マスクで表情が読み取れない・・・でも優しいまなざしを忘れないで

保育現場は、まさに感染対策と愛情ある保育環境の維持とのはざまで揺れています。
例えば昼食時、今までは子どもたちと一緒にいろいろな会話を楽しみながら食べていましたが、今は少し離れたところで見守っています。しかし、介助が必要な乳幼児も多く、完全に離れることは難しいでしょう。
また、マスクで顔の半分以上が隠れてしまっていては、子どもは大人の表情を読み取ることができません
子どもに不安を与えてしまわないかと考えがちです。しかし、東京大学大学院 発達心理学の遠藤利彦教授は、優しいまなざしで見てあげて、と言っています。
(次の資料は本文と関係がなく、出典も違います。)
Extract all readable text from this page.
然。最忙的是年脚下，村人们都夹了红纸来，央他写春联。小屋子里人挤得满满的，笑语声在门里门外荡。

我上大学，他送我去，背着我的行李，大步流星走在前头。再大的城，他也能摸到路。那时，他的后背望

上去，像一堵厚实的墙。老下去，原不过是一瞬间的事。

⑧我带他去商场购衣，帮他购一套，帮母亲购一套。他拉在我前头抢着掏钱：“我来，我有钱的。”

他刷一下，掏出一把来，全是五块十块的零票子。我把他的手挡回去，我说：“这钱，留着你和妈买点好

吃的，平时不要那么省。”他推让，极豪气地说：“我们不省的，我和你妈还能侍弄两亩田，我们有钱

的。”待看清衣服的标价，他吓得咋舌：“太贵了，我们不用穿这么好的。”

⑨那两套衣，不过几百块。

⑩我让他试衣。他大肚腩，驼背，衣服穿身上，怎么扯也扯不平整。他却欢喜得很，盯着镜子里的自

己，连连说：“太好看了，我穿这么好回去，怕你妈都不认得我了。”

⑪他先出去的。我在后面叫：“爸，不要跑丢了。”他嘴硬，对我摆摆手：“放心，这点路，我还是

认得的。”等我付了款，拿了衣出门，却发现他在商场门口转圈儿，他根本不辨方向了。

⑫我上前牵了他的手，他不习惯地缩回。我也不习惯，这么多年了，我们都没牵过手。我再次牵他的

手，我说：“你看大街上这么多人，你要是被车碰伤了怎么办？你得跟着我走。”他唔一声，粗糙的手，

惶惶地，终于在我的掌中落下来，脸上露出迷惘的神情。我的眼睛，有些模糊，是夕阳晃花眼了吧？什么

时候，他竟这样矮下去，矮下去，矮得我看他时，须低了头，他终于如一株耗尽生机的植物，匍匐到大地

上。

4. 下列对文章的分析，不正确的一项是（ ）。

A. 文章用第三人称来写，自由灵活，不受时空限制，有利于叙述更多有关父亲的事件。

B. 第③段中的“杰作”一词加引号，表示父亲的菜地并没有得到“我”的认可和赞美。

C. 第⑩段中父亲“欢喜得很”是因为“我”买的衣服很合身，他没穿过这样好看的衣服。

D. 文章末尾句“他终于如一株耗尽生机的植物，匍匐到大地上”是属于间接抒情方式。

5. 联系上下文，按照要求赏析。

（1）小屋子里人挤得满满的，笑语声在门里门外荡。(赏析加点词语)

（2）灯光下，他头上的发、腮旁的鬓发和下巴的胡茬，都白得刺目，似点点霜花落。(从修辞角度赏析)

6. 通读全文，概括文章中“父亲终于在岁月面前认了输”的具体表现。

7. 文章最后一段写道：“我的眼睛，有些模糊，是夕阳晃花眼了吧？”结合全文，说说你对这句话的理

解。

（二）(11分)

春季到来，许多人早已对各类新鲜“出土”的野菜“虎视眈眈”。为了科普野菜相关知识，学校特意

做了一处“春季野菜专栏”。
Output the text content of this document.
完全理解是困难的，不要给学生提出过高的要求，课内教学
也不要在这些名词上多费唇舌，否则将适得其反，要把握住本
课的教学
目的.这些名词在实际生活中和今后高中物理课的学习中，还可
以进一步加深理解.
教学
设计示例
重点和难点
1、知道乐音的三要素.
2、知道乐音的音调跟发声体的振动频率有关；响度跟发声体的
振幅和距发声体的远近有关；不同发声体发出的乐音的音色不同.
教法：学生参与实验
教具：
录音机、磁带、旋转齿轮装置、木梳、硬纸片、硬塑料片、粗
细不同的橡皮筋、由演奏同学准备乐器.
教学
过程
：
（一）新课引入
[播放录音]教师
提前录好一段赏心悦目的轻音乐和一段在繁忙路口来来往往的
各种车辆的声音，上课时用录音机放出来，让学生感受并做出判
「目は口ほどに物をいう」と言われます

大人がソワソワしないこと!子どもたちの適応能力を信じよう!

遠藤教授は、子どもは環境の変化に応じて自ら遊びを見つけたりできるので、そんな力を信じてあげて、と言っています。
むしろ、大人が過度に心配したりすることの方がリスク、とのこと。保育士がいつも不安そうな表情をしていたら、子どもたちに伝わってしまいます。
これは保護者にも言えること、と日本保育学会の汐見稔幸会長も言っています。保護者が「大変だ、心配だ」という状況を見せすぎることによって、子どもがますます不安になってしまうとのこと。
子どもと触れ合えなくても、信頼できる大人の声を聞くことで、幸せホルモンと言われるオキシトシンは分泌されることが分かっています。